Congress will surely provide another "patch" to the AMT this year, meaning a temporary extension of the increase in exemptions that keep most people from having to worry about the tax. The question is whether it will be paid for or deficit-financed, as was the patch enacted at the end of last year.

Last year the House did pass a bill that would have paid for an AMT patch mainly by closing tax loopholes that allow managers of buyout funds to pay taxes at lower rates and shelter their income in offshore tax avoidance schemes. In the Senate, that bill did get the votes of all the Democrats (except the Presidential candidates, who were campaigning) but could not overcome the filibuster by Republicans. If such a bill was offered this year under the reconciliation process to protect it from a filibuster, its chances of passage would be greatly increased.

Despite this, many Senate Democrats are insisting that they not pursue the matter. Senate Finance Committee chairman Max Baucus was quoted by Congressional Quarterly saying, "think to cut to the chase, this Congress is not going to pay for AMT. I think it's a waste of time to have AMT paid for."

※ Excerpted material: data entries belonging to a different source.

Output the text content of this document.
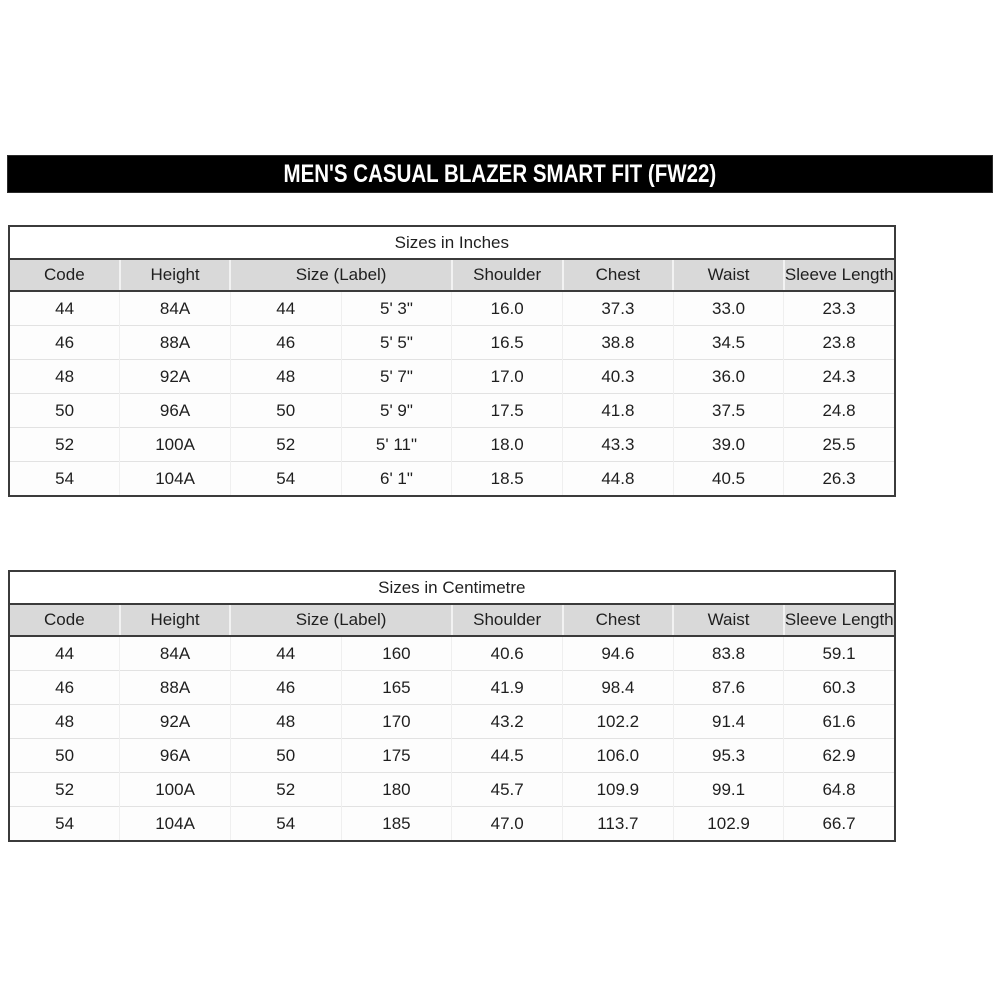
MEN'S CASUAL BLAZER SMART FIT (FW22)
Sizes in Inches							
Code	Height	Size (Label)		Shoulder	Chest	Waist	Sleeve Length
44	84A	44	5' 3"	16.0	37.3	33.0	23.3
46	88A	46	5' 5"	16.5	38.8	34.5	23.8
48	92A	48	5' 7"	17.0	40.3	36.0	24.3
50	96A	50	5' 9"	17.5	41.8	37.5	24.8
52	100A	52	5' 11"	18.0	43.3	39.0	25.5
54	104A	54	6' 1"	18.5	44.8	40.5	26.3
Sizes in Centimetre							
Code	Height	Size (Label)		Shoulder	Chest	Waist	Sleeve Length
44	84A	44	160	40.6	94.6	83.8	59.1
46	88A	46	165	41.9	98.4	87.6	60.3
48	92A	48	170	43.2	102.2	91.4	61.6
50	96A	50	175	44.5	106.0	95.3	62.9
52	100A	52	180	45.7	109.9	99.1	64.8
54	104A	54	185	47.0	113.7	102.9	66.7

Senate Budget Committee chairman Kent Conrad (D-ND) told BNA that "My strong preference would be to have it offset. That was clearly not the will of the body last year and in our soundings, it's clearly not the will of the body this year."

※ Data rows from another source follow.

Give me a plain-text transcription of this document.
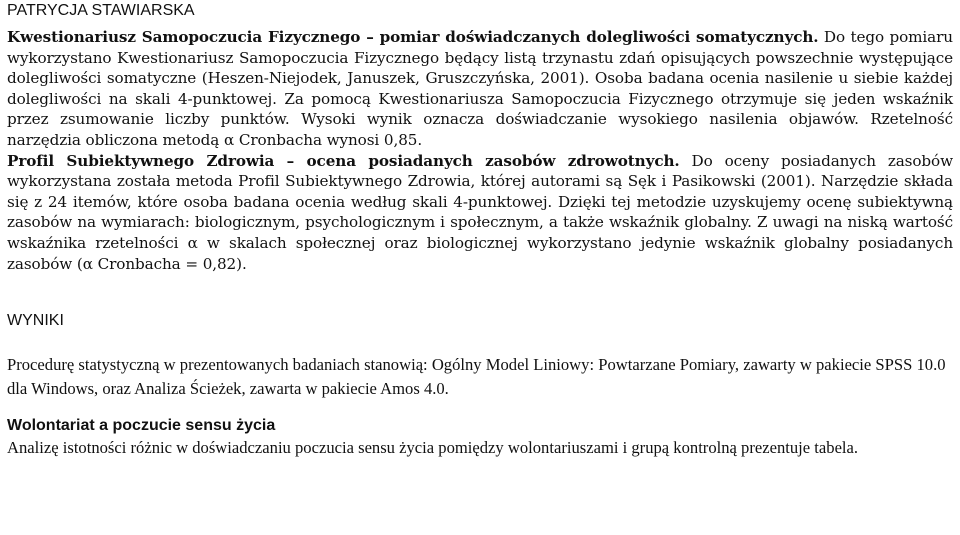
PATRYCJA STAWIARSKA

Kwestionariusz Samopoczucia Fizycznego – pomiar doświadczanych dolegliwości somatycznych. Do tego pomiaru wykorzystano Kwestionariusz Samopoczucia Fizycznego będący listą trzynastu zdań opisujących powszechnie występujące dolegliwości somatyczne (Heszen-Niejodek, Januszek, Gruszczyńska, 2001). Osoba badana ocenia nasilenie u siebie każdej dolegliwości na skali 4-punktowej. Za pomocą Kwestionariusza Samopoczucia Fizycznego otrzymuje się jeden wskaźnik przez zsumowanie liczby punktów. Wysoki wynik oznacza doświadczanie wysokiego nasilenia objawów. Rzetelność narzędzia obliczona metodą α Cronbacha wynosi 0,85.

Profil Subiektywnego Zdrowia – ocena posiadanych zasobów zdrowotnych. Do oceny posiadanych zasobów wykorzystana została metoda Profil Subiektywnego Zdrowia, której autorami są Sęk i Pasikowski (2001). Narzędzie składa się z 24 itemów, które osoba badana ocenia według skali 4-punktowej. Dzięki tej metodzie uzyskujemy ocenę subiektywną zasobów na wymiarach: biologicznym, psychologicznym i społecznym, a także wskaźnik globalny. Z uwagi na niską wartość wskaźnika rzetelności α w skalach społecznej oraz biologicznej wykorzystano jedynie wskaźnik globalny posiadanych zasobów (α Cronbacha = 0,82).

WYNIKI

Procedurę statystyczną w prezentowanych badaniach stanowią: Ogólny Model Liniowy: Powtarzane Pomiary, zawarty w pakiecie SPSS 10.0 dla Windows, oraz Analiza Ścieżek, zawarta w pakiecie Amos 4.0.

Wolontariat a poczucie sensu życia

Analizę istotności różnic w doświadczaniu poczucia sensu życia pomiędzy wolontariuszami i grupą kontrolną prezentuje tabela.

Senate Democrats Plan to Spend "Surplus"

The budget resolutions project surpluses in fiscal years 2012 and 2013. Whether these surpluses will actually materialize is highly debatable. The budget assumes no more expenditures on Iraq beyond the $70 billion requested by the President. Further, the budget "baseline" used by the Congressional Budget Office, which assumes that the Bush tax cuts will expire at the end of 2010 as laid out under current law, does project a surplus in 2012 and 2013, but only if the Social Security surplus is included in the calculation. The Social Security surplus was not meant to be spent on other programs. It's not remotely clear that Congress can produce a surplus that does not include Social Security.

Nevertheless, Democrats in the Senate are planning to offer an amendment much like the one adopted last year that would show that the body intends to spend that "surplus" on extending parts of the Bush tax cuts that they describe as geared towards the "middle-class." While these do include the 10 percent rate and the child credit, they also include a cut in the estate tax to benefit families with estates worth several million dollars.

President Threatens Vetoes Over Small Differences in Spending

The Senate version calls for $18 billion above what the President has requested in discretionary spending (spending that must be approved each year) while the House version calls for about $22 billion over the President's request. This difference is relatively minor since the entire amount of discretionary spending requested by the President for fiscal year 2009 is $992 billion, and discretionary spending only accounts for around a third of all government spending. Nonetheless, the White House has signaled that the President is ready to veto bills that spend more on these programs than he has proposed, as he did last year. This raises the possibility that Congress could simply rely on continuing resolutions to keep the government running until the next president takes office.